We shall make use of both these denominations as technical terms in our present statement, and assume that the refractive power of both is the same, but that flint-glass produces the coloured appearance more strongly by one-third than the crown-glass. The diagram ([Plate 3], fig. 2,) may serve in illustration.
A black surface is here divided into compartments for more convenient demonstration: let the spectator imagine five white squares between the parallel lines a, b, and c, d. The square No. 1, is presented to the naked eye unmoved from its place.
But let the square No. 2, seen through a crown-glass prism g, be supposed to be displaced by refraction three compartments, exhibiting the coloured borders to a certain extent; again, let the square No. 3, seen through a flint glass prism h, in like manner be moved downwards three compartments, when it will exhibit the coloured borders by about a third wider than No. 2.
Again, let us suppose that the square No. 4, has, like No. 2, been moved downwards three compartments by a prism of crown-glass, and that then by an oppositely placed prism h, of flint-glass, it has been again raised to its former situation, where it now stands.
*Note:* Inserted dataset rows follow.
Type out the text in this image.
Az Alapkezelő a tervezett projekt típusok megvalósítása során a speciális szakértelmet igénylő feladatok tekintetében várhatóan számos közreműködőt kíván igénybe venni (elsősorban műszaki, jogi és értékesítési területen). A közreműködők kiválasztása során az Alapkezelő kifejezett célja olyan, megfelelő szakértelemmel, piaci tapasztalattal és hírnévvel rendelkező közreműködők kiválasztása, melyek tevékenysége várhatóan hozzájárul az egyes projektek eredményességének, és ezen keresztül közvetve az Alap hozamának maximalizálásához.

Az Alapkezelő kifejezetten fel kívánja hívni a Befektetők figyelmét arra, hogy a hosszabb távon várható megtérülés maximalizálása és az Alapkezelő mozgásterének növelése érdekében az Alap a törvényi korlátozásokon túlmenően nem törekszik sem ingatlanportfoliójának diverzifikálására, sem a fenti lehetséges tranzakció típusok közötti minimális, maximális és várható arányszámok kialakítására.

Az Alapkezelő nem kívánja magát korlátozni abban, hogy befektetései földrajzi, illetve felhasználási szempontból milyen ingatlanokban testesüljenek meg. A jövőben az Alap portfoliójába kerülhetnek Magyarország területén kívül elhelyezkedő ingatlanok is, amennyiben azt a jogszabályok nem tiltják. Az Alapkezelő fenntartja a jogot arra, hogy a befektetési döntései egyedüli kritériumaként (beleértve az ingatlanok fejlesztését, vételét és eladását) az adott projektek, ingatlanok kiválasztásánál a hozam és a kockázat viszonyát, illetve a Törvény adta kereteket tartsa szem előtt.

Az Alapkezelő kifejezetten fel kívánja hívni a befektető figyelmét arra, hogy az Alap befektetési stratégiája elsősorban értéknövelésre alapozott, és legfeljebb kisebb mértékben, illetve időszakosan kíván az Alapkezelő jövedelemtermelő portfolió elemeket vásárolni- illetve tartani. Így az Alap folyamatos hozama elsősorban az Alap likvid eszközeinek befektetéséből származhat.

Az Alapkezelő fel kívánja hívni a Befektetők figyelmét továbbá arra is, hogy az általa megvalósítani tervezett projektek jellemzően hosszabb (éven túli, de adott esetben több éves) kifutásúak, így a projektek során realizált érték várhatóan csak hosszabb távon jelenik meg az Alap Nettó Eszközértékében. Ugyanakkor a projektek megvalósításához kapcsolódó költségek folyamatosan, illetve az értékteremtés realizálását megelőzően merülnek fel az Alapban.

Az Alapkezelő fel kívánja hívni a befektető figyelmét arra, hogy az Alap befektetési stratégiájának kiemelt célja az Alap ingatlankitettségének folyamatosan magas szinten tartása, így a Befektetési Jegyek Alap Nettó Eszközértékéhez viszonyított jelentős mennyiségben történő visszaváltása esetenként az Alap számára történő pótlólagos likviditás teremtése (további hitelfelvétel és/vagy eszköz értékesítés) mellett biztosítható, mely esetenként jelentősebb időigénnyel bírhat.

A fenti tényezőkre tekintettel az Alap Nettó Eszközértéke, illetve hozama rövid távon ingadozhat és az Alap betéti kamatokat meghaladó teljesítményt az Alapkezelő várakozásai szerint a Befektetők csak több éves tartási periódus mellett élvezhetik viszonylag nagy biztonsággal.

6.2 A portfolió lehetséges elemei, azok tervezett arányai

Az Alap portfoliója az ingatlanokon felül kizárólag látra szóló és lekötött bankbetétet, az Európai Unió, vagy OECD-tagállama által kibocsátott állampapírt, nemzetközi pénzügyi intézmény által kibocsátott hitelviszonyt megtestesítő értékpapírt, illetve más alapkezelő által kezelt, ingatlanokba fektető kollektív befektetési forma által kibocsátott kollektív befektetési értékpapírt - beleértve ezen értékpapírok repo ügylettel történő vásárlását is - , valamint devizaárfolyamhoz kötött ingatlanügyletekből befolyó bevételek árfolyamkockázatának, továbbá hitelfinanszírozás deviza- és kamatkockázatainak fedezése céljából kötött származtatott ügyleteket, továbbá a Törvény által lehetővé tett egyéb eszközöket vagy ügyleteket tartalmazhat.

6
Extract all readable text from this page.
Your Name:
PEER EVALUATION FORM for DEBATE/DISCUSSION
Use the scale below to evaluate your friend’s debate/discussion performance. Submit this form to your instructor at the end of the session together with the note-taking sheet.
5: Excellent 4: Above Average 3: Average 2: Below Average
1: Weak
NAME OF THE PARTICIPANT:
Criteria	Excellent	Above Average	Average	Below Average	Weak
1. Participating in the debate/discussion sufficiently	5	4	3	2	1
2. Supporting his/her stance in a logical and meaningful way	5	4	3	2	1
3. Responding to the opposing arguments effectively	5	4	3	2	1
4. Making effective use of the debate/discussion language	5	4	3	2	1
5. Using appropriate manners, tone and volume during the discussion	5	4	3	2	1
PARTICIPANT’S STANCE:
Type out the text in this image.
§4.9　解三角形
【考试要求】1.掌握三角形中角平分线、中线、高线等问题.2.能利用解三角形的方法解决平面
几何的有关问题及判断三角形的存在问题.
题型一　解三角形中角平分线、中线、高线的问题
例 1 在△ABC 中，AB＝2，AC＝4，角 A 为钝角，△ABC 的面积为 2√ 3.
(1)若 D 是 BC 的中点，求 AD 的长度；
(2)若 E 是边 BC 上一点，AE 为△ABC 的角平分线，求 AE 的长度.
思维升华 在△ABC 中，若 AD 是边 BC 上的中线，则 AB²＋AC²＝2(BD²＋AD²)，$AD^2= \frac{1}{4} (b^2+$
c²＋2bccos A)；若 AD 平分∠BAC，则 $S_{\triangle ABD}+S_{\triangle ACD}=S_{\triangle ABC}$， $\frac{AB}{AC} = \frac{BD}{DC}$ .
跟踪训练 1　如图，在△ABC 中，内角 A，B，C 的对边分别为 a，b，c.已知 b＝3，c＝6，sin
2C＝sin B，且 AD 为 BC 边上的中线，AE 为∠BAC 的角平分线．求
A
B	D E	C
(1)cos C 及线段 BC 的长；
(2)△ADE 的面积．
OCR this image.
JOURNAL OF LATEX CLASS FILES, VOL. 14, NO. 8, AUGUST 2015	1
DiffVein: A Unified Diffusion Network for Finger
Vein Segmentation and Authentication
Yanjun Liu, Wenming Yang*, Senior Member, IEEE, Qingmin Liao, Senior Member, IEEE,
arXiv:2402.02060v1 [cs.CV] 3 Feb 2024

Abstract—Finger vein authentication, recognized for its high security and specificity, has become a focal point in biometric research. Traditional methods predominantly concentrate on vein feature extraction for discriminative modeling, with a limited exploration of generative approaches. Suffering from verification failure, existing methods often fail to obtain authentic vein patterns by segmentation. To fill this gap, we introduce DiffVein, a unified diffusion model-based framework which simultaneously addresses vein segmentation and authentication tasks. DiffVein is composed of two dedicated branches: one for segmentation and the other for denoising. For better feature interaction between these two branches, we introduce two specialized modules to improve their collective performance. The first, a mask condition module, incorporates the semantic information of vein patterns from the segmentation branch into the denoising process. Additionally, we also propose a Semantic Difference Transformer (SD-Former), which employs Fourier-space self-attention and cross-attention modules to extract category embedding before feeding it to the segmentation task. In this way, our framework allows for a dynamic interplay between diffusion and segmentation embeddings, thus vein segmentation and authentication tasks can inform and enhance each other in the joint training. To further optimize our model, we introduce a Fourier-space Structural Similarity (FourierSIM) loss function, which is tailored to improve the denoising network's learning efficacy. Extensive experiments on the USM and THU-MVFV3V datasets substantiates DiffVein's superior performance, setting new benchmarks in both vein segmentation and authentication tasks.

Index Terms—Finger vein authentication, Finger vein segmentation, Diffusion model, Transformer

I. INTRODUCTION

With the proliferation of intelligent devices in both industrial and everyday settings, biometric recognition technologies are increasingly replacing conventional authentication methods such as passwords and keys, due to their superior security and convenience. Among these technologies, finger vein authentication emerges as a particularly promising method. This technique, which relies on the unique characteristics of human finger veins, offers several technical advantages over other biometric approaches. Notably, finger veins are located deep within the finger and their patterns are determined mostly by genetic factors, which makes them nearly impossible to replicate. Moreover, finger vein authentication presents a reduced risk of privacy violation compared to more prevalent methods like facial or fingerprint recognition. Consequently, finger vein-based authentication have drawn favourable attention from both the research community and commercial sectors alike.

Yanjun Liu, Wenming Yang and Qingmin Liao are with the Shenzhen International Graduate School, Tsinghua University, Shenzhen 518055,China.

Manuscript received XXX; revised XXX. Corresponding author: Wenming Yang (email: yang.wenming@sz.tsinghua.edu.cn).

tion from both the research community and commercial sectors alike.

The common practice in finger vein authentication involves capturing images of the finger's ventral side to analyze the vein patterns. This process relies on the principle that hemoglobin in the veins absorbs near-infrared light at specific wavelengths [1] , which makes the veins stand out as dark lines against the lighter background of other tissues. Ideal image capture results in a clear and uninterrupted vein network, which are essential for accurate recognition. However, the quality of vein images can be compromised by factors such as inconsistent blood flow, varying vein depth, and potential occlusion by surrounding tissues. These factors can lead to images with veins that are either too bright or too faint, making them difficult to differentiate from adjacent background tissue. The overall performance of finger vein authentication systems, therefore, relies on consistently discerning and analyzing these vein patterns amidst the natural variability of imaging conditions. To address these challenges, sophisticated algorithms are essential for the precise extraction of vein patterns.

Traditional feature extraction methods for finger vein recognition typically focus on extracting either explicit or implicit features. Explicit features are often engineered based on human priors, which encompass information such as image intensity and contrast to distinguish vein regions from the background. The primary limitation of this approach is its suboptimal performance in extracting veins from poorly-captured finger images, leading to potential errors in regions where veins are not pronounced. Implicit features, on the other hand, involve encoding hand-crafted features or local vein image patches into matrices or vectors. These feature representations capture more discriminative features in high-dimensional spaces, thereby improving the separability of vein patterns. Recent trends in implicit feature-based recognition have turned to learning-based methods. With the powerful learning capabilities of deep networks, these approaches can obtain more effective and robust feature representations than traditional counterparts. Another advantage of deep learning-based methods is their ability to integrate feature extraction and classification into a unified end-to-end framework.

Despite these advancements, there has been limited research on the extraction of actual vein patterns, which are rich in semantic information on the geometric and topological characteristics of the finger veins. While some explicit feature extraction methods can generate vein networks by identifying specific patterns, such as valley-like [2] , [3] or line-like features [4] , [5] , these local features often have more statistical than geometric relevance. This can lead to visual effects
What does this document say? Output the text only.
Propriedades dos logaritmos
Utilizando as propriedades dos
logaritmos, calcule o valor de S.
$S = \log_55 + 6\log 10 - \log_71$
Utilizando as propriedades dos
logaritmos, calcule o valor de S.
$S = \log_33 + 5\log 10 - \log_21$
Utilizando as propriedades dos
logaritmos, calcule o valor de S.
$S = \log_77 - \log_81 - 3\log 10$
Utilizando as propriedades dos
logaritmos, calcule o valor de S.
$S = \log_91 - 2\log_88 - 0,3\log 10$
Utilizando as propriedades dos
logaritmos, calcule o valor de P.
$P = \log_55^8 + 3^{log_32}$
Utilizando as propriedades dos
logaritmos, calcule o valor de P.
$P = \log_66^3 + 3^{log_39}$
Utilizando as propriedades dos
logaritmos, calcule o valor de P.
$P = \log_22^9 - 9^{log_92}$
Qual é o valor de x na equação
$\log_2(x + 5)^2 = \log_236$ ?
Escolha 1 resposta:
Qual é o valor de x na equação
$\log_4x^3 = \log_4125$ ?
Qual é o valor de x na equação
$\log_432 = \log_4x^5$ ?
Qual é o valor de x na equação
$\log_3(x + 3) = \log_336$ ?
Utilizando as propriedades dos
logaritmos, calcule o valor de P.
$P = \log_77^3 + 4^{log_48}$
Here, it is true, the refraction is done away with by the opposition of the two; but as the prism h, in displacing the square by refraction through three compartments, produces coloured borders wider by a third than those produced by the prism g, so, notwithstanding the refraction is neutralised, there must be an excess of coloured border remaining. (The position of this colour, as usual, depends on the direction of the apparent motion ([204]) communicated to the square by the prism h, and, consequently, it is the reverse of the appearance in the two squares 2 and 3, which have been moved in an opposite direction.) This excess of colour we have called Hyperchromatism, and from this the achromatic state may be immediately arrived at.